Tatum's Mark, though he's from a completely different socioeconomic background, seems equally unable to assert himself or explain what it is he really wants and needs out of his life and his athletic career. He's an Olympic gold medalist when we first meet him, but that won't even cover his gas money. He's eating bad fast food and living in a lonely bachelor pad. He feels overshadowed by the achievements of his older brother, but also knows that he can't really blame his brother either for any of this, as David (as played by Ruffalo) is pretty much the nicest most loving and responsible athlete, coach, father and brother anyone could wish for, never holding a grudge or giving up on Mark, always saying and doing just the right thing.
At one point, late in the film, John E. (that's "E" for "Eagle" he asserts, adding "my friends call me 'Eagle' or 'Golden Eagle' or 'John'") du Pont tells his mother that he doesn't care about an old train set she's thinking about donating to charity.

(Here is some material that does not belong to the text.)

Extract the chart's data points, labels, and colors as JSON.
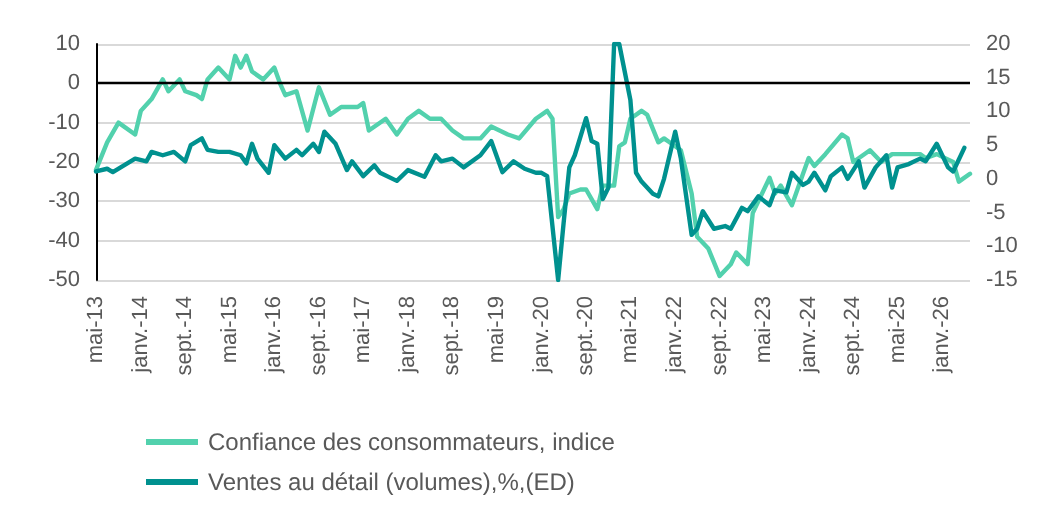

And the irony, of course, is that neither one of them can quite own up to the fact that the train set he does care about, the one he sometimes plays with nonstop and demands be in working order and ready for his attentions at all hours but then also abandons petulantly for weeks at a time -- that train set is his wrestling team. And it isn't enough for him to be their patron, he also needs to be seen as their coach (though he has no useful skills or advice and the best generic rah-rah speeches he can muster are singularly uninspiring) and finally as one of them. Later in the film, without any awareness of the profound irony, du Pont tells Mark about the pain he felt upon realizing his mother had been paying his only childhood friend to hang out with him.
There's an element of gothic horror -- think
Sunset Boulevard's kept-man nightmare and the decadent old money architecture in that film and others -- that almost flirts with camp in one scene (shirtless hunk, drug and alcohol bender, odd personal grooming tableau) that could be a alternate casting screentest for Soderbergh's
Behind the Candelabra. At times there's also an undercurrent of pitch black deadpan comedy, especially in some of the dialogue. But mostly
Foxcatcher, mirroring the repressed males that are its subject, feels suffocatingly if not pathologically controlled, intensely restrained in the most compelling way. It's easy to see how Miller deserved his best director nod at Cannes.
The film, shot by Greg Fraiser, looks great, but the look of it isn't the main thing --
Foxcatcher aspires to a sort of polished mainstream realism that can be a little more expressive when it needs to but doesn't call too much attention to itself and reminds me of the best of Jonathan Demme's mid career work, films like
The Silence of the Lambs. Everything here seems to have been shot and cut within an inch of its life -- in the best possible sense -- and almost always in the service of the performances, of wringing one more layer or nuance out of any given line reading. The editing is also elliptical and coy about timeframes major and minor, all of it adding to the closed off feeling of the whole. There are a lot of bold sound choices, moments where the sound or dialogue cuts out altogether or the normal sound of a room gets muddled (for those who hate the
Interstellar mix, here's how to do it right). There's not a lot of smoothing over things with ambiance. And the music, especially a piece by Atom Egoyan's go-to guy Mychael Danna, is evocative and dare I say Egoyanesque, fitting for such a weird relationship drama.